5 Comments on “Should Anonymous Sperm Donors Pay Child Support?

  1. Any case seeking the disclosure of the identity of an anonymous sperm (or egg) donor is of concern to those working in assisted reproduction. My reading of this case (available only through the Lawyers Weekly firewall at present), however, shows it may be an outlier for a number of reasons:

    1. The birth mother never signed an agreement acknowledging that the identity of the sperm donor would remain anonymous, and alleged that she had conversations with the sperm bank in which it was represented the donor would play a role in the potential children’s upbringing.

    2. Disclosure was sought, in part, on the basis of the mothers’ contention that the twins alleged to have been created through artificial insemination suffered from genetic disorders, thus making the dissemination of information about the donor of potentially vital interest to the welfare of the children;

    3. As the insemination and birth of the children took place (using sperm alleged to have originated in Massachusetts) in England, where it appears the use of anonymous gamete donors is far more restricted than in the US, the Court noted there were serious questions as to whether English, rather than Massachustts law applied to the case.

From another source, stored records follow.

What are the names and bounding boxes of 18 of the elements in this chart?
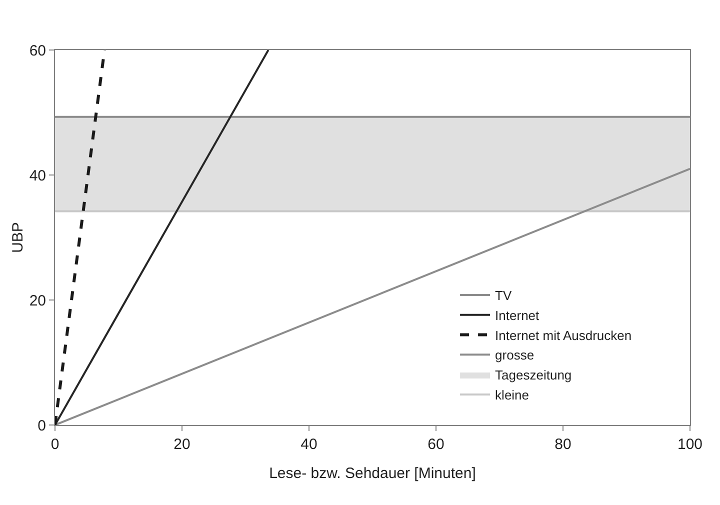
x-tick-label: 60 [428,436,444,453]
legend-label: Internet mit Ausdrucken [495,328,632,343]
legend-label: TV [495,288,512,304]
x-tick-label: 100 [677,436,703,453]
y-tick-label: 20 [29,292,46,310]
x-tick-label: 80 [554,436,572,453]
y-tick-label: 60 [29,42,46,60]
y-tick-label: 0 [38,417,46,434]
x-tick-label: 0 [50,436,60,453]
legend-label: kleine [495,388,530,403]
legend-label: grosse [495,348,534,363]
legend-label: Tageszeitung [495,368,572,383]
legend-label: Internet [495,308,540,323]
x-tick-label: 20 [174,436,190,453]
y-tick-label: 40 [29,167,46,184]
x-tick-label: 40 [300,436,318,453]
y-axis-title: UBP [10,222,27,253]
x-axis-title: Lese- bzw. Sehdauer [Minuten] [269,465,476,482]
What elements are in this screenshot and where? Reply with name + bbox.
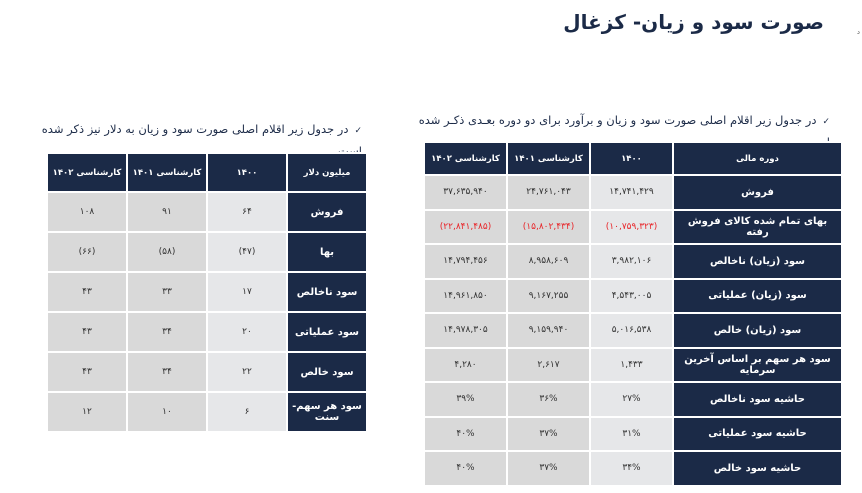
row-label: سود عملیاتی [288,313,366,351]
table-row: حاشیه سود عملیاتی ۳۱% ۳۷% ۴۰% [425,417,841,450]
row-label: حاشیه سود عملیاتی [674,417,841,450]
cell-1402: ۱۰۸ [48,193,126,231]
row-label: سود خالص [288,353,366,391]
row-label: سود هر سهم بر اساس آخرین سرمایه [674,348,841,381]
cell-1401: ۹,۱۵۹,۹۴۰ [508,314,589,347]
cell-1402: ۳۷,۶۳۵,۹۴۰ [425,176,506,209]
cell-1402: (۲۲,۸۴۱,۴۸۵) [425,210,506,243]
cell-1400: ۱۷ [208,273,286,311]
table-row: سود (زیان) عملیاتی ۴,۵۴۳,۰۰۵ ۹,۱۶۷,۲۵۵ ۱… [425,279,841,312]
left-bullet-note: ✓در جدول زیر اقلام اصلی صورت سود و زیان … [22,119,362,161]
cell-1400: ۲۲ [208,353,286,391]
table-row: سود خالص ۲۲ ۳۴ ۴۳ [48,353,366,391]
table-row: سود هر سهم بر اساس آخرین سرمایه ۱,۴۳۳ ۲,… [425,348,841,381]
cell-1402: ۱۲ [48,393,126,431]
header-1402: کارشناسی ۱۴۰۲ [425,143,506,174]
cell-1400: ۵,۰۱۶,۵۳۸ [591,314,672,347]
row-label: سود هر سهم- سنت [288,393,366,431]
header-1401: کارشناسی ۱۴۰۱ [508,143,589,174]
cell-1402: ۴۳ [48,273,126,311]
row-label: بهای تمام شده کالای فروش رفته [674,210,841,243]
cell-1402: ۴۳ [48,313,126,351]
row-label: حاشیه سود خالص [674,452,841,485]
corner-mark: د [856,28,860,36]
cell-1402: ۳۹% [425,383,506,416]
cell-1401: (۵۸) [128,233,206,271]
table-row: فروش ۱۴,۷۴۱,۴۲۹ ۲۴,۷۶۱,۰۴۳ ۳۷,۶۳۵,۹۴۰ [425,176,841,209]
header-period: دوره مالی [674,143,841,174]
header-million-usd: میلیون دلار [288,154,366,191]
table-row: سود هر سهم- سنت ۶ ۱۰ ۱۲ [48,393,366,431]
cell-1400: (۱۰,۷۵۹,۳۲۳) [591,210,672,243]
cell-1400: ۳۱% [591,417,672,450]
cell-1400: ۳,۹۸۲,۱۰۶ [591,245,672,278]
cell-1400: ۳۴% [591,452,672,485]
cell-1401: ۲,۶۱۷ [508,348,589,381]
row-label: فروش [674,176,841,209]
table-row: سود (زیان) خالص ۵,۰۱۶,۵۳۸ ۹,۱۵۹,۹۴۰ ۱۴,۹… [425,314,841,347]
header-1400: ۱۴۰۰ [591,143,672,174]
cell-1401: ۹۱ [128,193,206,231]
cell-1400: (۴۷) [208,233,286,271]
checkmark-icon: ✓ [354,126,362,136]
cell-1401: ۳۶% [508,383,589,416]
cell-1400: ۲۰ [208,313,286,351]
cell-1402: ۱۴,۹۶۱,۸۵۰ [425,279,506,312]
cell-1402: ۱۴,۹۷۸,۳۰۵ [425,314,506,347]
cell-1402: ۴۰% [425,452,506,485]
cell-1400: ۲۷% [591,383,672,416]
checkmark-icon: ✓ [822,117,830,127]
cell-1401: ۱۰ [128,393,206,431]
income-statement-table: دوره مالی ۱۴۰۰ کارشناسی ۱۴۰۱ کارشناسی ۱۴… [423,141,843,487]
row-label: حاشیه سود ناخالص [674,383,841,416]
table-row: سود ناخالص ۱۷ ۳۳ ۴۳ [48,273,366,311]
table-row: حاشیه سود خالص ۳۴% ۳۷% ۴۰% [425,452,841,485]
row-label: فروش [288,193,366,231]
usd-summary-table: میلیون دلار ۱۴۰۰ کارشناسی ۱۴۰۱ کارشناسی … [46,152,368,433]
table-row: فروش ۶۴ ۹۱ ۱۰۸ [48,193,366,231]
row-label: سود (زیان) ناخالص [674,245,841,278]
row-label: سود ناخالص [288,273,366,311]
cell-1401: (۱۵,۸۰۲,۴۳۴) [508,210,589,243]
cell-1402: ۴,۲۸۰ [425,348,506,381]
cell-1402: (۶۶) [48,233,126,271]
table-row: سود (زیان) ناخالص ۳,۹۸۲,۱۰۶ ۸,۹۵۸,۶۰۹ ۱۴… [425,245,841,278]
cell-1400: ۱۴,۷۴۱,۴۲۹ [591,176,672,209]
table-row: سود عملیاتی ۲۰ ۳۴ ۴۳ [48,313,366,351]
table-row: حاشیه سود ناخالص ۲۷% ۳۶% ۳۹% [425,383,841,416]
cell-1401: ۳۷% [508,417,589,450]
cell-1402: ۴۳ [48,353,126,391]
table-header-row: دوره مالی ۱۴۰۰ کارشناسی ۱۴۰۱ کارشناسی ۱۴… [425,143,841,174]
row-label: سود (زیان) خالص [674,314,841,347]
cell-1400: ۶ [208,393,286,431]
cell-1402: ۱۴,۷۹۴,۴۵۶ [425,245,506,278]
page-title: صورت سود و زیان- کزغال [563,10,824,34]
cell-1401: ۹,۱۶۷,۲۵۵ [508,279,589,312]
table-row: بهای تمام شده کالای فروش رفته (۱۰,۷۵۹,۳۲… [425,210,841,243]
cell-1401: ۲۴,۷۶۱,۰۴۳ [508,176,589,209]
cell-1401: ۸,۹۵۸,۶۰۹ [508,245,589,278]
header-1400: ۱۴۰۰ [208,154,286,191]
cell-1400: ۶۴ [208,193,286,231]
row-label: بها [288,233,366,271]
cell-1401: ۳۳ [128,273,206,311]
cell-1401: ۳۴ [128,313,206,351]
header-1401: کارشناسی ۱۴۰۱ [128,154,206,191]
cell-1400: ۴,۵۴۳,۰۰۵ [591,279,672,312]
cell-1400: ۱,۴۳۳ [591,348,672,381]
cell-1402: ۴۰% [425,417,506,450]
table-row: بها (۴۷) (۵۸) (۶۶) [48,233,366,271]
cell-1401: ۳۴ [128,353,206,391]
cell-1401: ۳۷% [508,452,589,485]
table-header-row: میلیون دلار ۱۴۰۰ کارشناسی ۱۴۰۱ کارشناسی … [48,154,366,191]
row-label: سود (زیان) عملیاتی [674,279,841,312]
header-1402: کارشناسی ۱۴۰۲ [48,154,126,191]
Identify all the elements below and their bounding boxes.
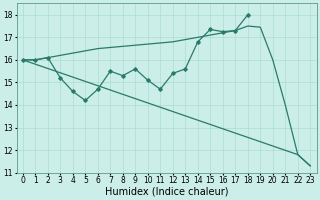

    The holding of the Appeals Court was little more than one stating it would not disturb an order providing for “in camera” (confidential) discovery by an intermediary of the identity of the alleged donor, the existence of the alleged genetic disorder, and whether the alleged sperm donor was the biological parent of the children in question. Given the unique (and in some respects, bizarre) facts set forth in the pleadings, I don’t think the opinion indicates (at least in the absence of the presence of serious genetic disorders) that Massachusetts courts are likely to compel the disclosure of the identity of sperm (or egg) donors where both the donor and the recipient(s) had expressly agreed to donor and recipient confidentiality vis-a-vis each other. While the ultimate resolution of the case may be of interest, I doubt it will have much of an effect on the law of assisted reproduction under protocols I believe are ordinarily followed in the US.

  2. 007 Agent Bond would have been broke and live in shelter if this Law established.
    Another fact that women can not be trusted, even under black and white papers, in time, they would change their minds and break it with their OWN interpretation of their needs.

    burn the record, that is the only way to avoid crazy woman’s action.

  3. Why shouldn’t sperm donors be made to pay child support if regular fathers are? If they don’t have to, that means child support is effectively a SEX TAX! Personally, I think child support should be abolished – along with alimony and divorce settlements, it’s just big government’s way of administering prostitution. Wow, that was one expensive f%$#!

  4. Casey, I agree with the abolishment of alimony and divorce tax. If a man divorces his wife, she should have to fund her own lifestyle. However, child support has to remain because most fathers would not support their children. Children should be taken care of by their parents.

  5. Loveroneday and Casey, you are both delusional. An anonymous sperm donor is not in ANY way the same as “regular” fathers. They sign a contract prior to donation ensuring that they will remain anonymous and never be held financially responsible for the children. If there was no such contract, NO ONE would donate for fear of financial repercussions.

    And about the abolishment of alimony, are you aware that many mothers stay at home and care for their children full time? So when they are dumped out on the street with no career or work experience, they have no way to support themselves or their children. It’s not about maintaining a way of life, it’s about taking care of the mother of your children who took care of them full time and sacrificed her own well being to do so. Doesn’t quite seem fair to leave her empty-handed now, does it?